Because of your mom, you grew up on big voices like Barbra Streisand, Aretha Franklin, Etta James, and then later Mariah Carey and Whitney Houston. How did listening to them affect your vocal technique? Without realizing it, I learned a lot about my voice by singing along with them. I didn’t actually learn to sing the way I sing now until I started going to music college and really finding my voice as a songwriter, but I was always singing along [to them] growing up and I definitely developed my voice that way.
“Hideaway” is obviously influenced by ’90s music; how about the rest of Sound of a Woman? Very influenced. Once I wrote “Hideaway,” I had this vision of the whole album being reminiscent of this era. I love the early ’90s, and not just the dance music. I like the R&B. I love all the ballads. I love the hip-hop. I just wanted to pay homage to an era that I love so much, but also take it and make it current. That was the idea — to have that nostalgia in the music, but also have it be very fresh and new at the same time.
Speaking of the ’90s: ’N Sync or Backstreet Boys? I was a Backstreet Boys girl.
Britney or Christina? Christina.
Whitney or Mariah? Whitney. I mean, Mariah’s an amazing singer, but I was definitely more blown away by Whitney. There’s one song on the album that a few people heard her influence on. Next time we talk I wanna see if you can pick it out.

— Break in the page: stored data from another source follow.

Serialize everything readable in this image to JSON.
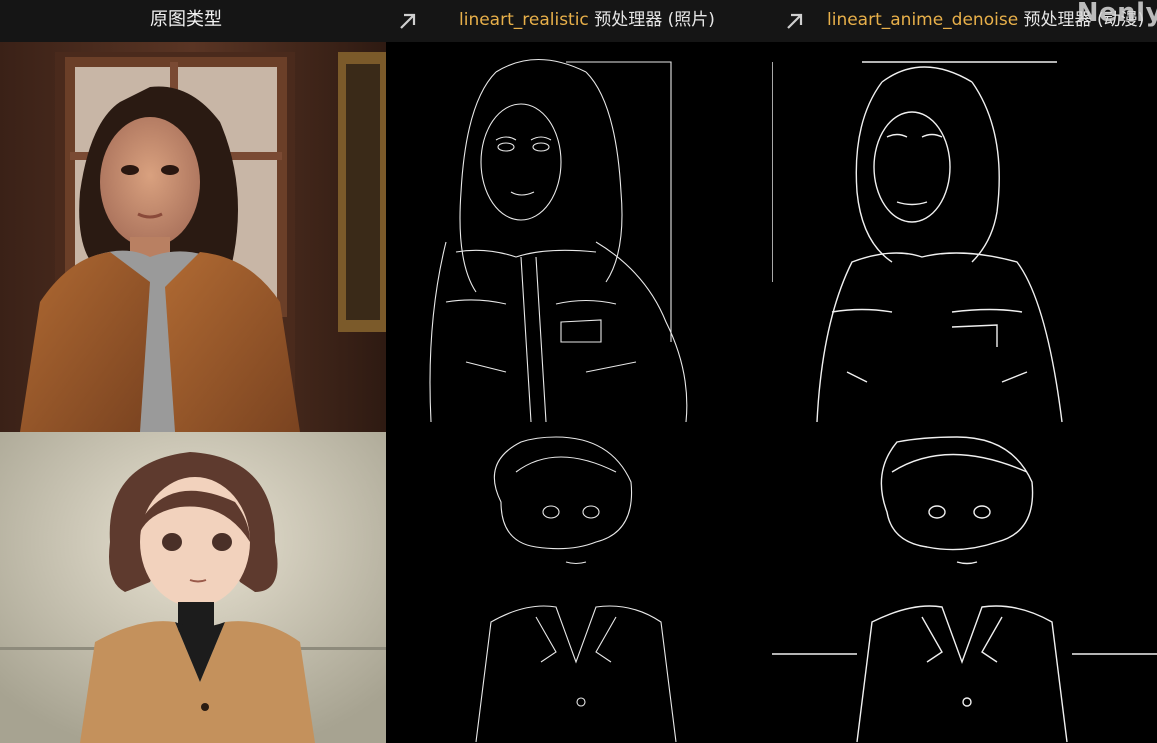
{
  "header": {
    "col1_label": "原图类型",
    "col2_name": "lineart_realistic",
    "col2_rest": " 预处理器 (照片)",
    "col3_name": "lineart_anime_denoise",
    "col3_rest": " 预处理器 (动漫)",
    "arrow_icon": "arrow-up-right-icon"
  },
  "watermark": "Nenly",
  "colors": {
    "header_bg": "#151515",
    "preprocessor_name": "#e8b04a",
    "label_text": "#e6e6e6",
    "lineart_bg": "#000000",
    "line_stroke": "#ffffff"
  }
}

Full House or Saved by the Bell? That’s a hard one! I feel like I was a bit more of a Full House kid. Actually, I was very much a Fresh Prince of Bel-Air kid! I was all about that show.
Destiny’s Child or TLC? Let’s go with TLC. I listened to Destiny’s Child a lot, but TLC had a lot of fashion influence on me.
Growing up, who were some of your favorite Canadian musicians? I was a big fan of David Foster growing up because I was really into songwriting. I actually was more focused on songwriting first, and I was really inspired by all his writing on all of those Toni Braxton songs. Vocally, Celine, and you know also who I really loved growing up? Sarah McLachlan.
You’ve written some songs for Kylie Minogue and also Rihanna, for whom you penned a yet-to-be-released tune that’s said to have a very particular message. What would that message be? I don’t wanna give away the song, but it reflects the way that people look at the world and the way that people mirror themselves off of other people and live through other people’s eyes.
Which songs on your album do you think have the most powerful message? I feel like every song has its own message. My album is a love story. To open up and become vulnerable on my first “for real” debut album, I tapped into my own emotions and wrote about what I’ve been through. As a writer, I’ve been writing about all of these topics, but when it came to me, it was very personal. I wanted to open up and tell my own personal stories, so I would say “Sound of a Woman” is a very strong song. I’d say they’re all very honest and vulnerable songs, but “Sound of a Woman” is a standing-up-for-myself-in-my-mind type of song. It’s a song that could really inspire confidence in people.